Aşağıdakilerden hangisi Said Halim Paşa’nın savunduğu görüşlerden biridir?


İslamiyet sadece bazı Müslüman milletlerin ilerlemesine engeldir, hepsine engel değildir.

İslam şeriatında varolan taassup gelişme ve ilerlemeye engel olmuştur.

Osmanlı toplumunun ilerleyebilmesi için batıdaki gelişmelerden faydalanmak gerekir.  

İslam ilerlemeye engel değildir ama Hıristiyanlık ve Budizm gibi bazı başka dinler ilerlemeye engeldir.

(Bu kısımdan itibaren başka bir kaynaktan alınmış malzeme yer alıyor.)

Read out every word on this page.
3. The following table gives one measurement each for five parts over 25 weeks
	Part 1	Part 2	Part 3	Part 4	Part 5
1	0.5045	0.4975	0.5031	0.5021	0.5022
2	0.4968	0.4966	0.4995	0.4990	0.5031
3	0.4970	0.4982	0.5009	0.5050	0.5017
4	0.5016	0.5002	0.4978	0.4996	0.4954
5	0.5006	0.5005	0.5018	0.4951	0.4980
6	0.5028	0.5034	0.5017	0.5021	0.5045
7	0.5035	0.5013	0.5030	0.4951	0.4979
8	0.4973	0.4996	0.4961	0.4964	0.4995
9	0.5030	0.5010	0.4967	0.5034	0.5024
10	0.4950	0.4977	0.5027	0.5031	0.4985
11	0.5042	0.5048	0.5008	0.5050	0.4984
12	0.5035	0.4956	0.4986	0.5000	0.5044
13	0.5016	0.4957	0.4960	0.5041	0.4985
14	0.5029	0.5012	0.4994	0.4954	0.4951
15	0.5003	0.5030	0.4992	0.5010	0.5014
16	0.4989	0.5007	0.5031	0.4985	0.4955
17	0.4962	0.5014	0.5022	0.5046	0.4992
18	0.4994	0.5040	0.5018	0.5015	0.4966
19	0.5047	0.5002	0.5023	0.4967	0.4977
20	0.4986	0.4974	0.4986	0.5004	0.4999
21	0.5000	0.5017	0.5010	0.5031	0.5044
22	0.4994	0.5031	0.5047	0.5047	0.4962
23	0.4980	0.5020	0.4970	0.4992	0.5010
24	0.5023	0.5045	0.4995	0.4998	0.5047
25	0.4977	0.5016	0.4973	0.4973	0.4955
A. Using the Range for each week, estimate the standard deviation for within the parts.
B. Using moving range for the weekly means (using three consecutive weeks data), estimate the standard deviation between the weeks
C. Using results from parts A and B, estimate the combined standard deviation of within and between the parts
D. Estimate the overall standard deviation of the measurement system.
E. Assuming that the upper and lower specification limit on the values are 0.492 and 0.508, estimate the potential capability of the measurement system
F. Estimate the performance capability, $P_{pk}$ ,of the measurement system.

İslamda varolan taassup Hıristiyanlıkta yoktur. 


Yanıt Açıklaması:

İslamcı görüşün ileri gelen düşünürlerinden birisi olan Said Halim Paşa’ya göre dinler hiçbir ilerlemeye engel değildir. Ne Hristiyanlık Avrupalıların ilerlemesine ne Budizm Japonların ilerlemesine engel olmuştur. Aynı şekilde İslamiyet de hiçbir milletin ilerlemesine mani değildir. Üstelik akıl dini olan İslamlık geçmişte en güçlü ve ileri uygarlıkların doğmasına sebep olmuştur. İddia edildiği gibi İslam şeriatında taassup olduğu düşüncesi Hristiyanların yaydığı bir inançtır. Taassup gerçek anlamda Hristiyanlığın kendisinde vardır ve Avrupalılar bundan kurtulmak için çok mücadele vermişlerdir. Müslümanların ilerlemesine asıl engel, İslam dışı inançların dini inanç gibi yerleşmiş olmasındadır. Müslümanların bundan bir an evvel kurtulmaları gerekir. Bunun farkına Müslümanlar ancak Batı karşısında düştükleri durumda varabilmişlerdir. Bu durumda Batının egemenliğine boyun eğmeden ilerlemenin yolu bulunmalıdır (Berkes, 2010: 413). İslamcılığın, Batıcılık karşısında ikilemde kalsa da gösterdiği duruş ve verdiği fikri mücadele önemlidir. Padişah 2. Mahmut’dan beri devam eden yenileşme çabalarının hedefi Batı uygarlığının gelişme seviyesine ulaşmaktır. Batı uygarlığı aklı, bilimi, teknolojiyi, hürriyeti, eşitliği sisteminin temeli haline getirmiş ve başarılı olmuştur. Geri kalmış Osmanlı toplumunun ilerleyebilmesi için bu gelişmelerden faydalanmak gerekir. Buna İslamcılar da itiraz etmez. Karşılarında başarılı ve üstün bir uygarlık vardır. Bu uygarlık karşısında nasıl tavır alınması bu dönem açısından son derece önemlidir. Batıcılar ile İslamcıların farklı düştükleri nokta burasıdır. Özellikle Abdullah Cevdet gibi kayıtsız şartsız Batı tutkunu şahısların milleti aşağı görmeleri ve geriliğin sebebini İslama bağlamaları doğal olarak insanları rahatsız etmektedir. İslamcılar bu çerçevede fikir mücadelesine girmişler ve önemli düşünceler geliştirmişlerdir. İkinci Meşrutiyetin yarattığı düşünce atmosferinin zeminlerinden birisi burasıdır.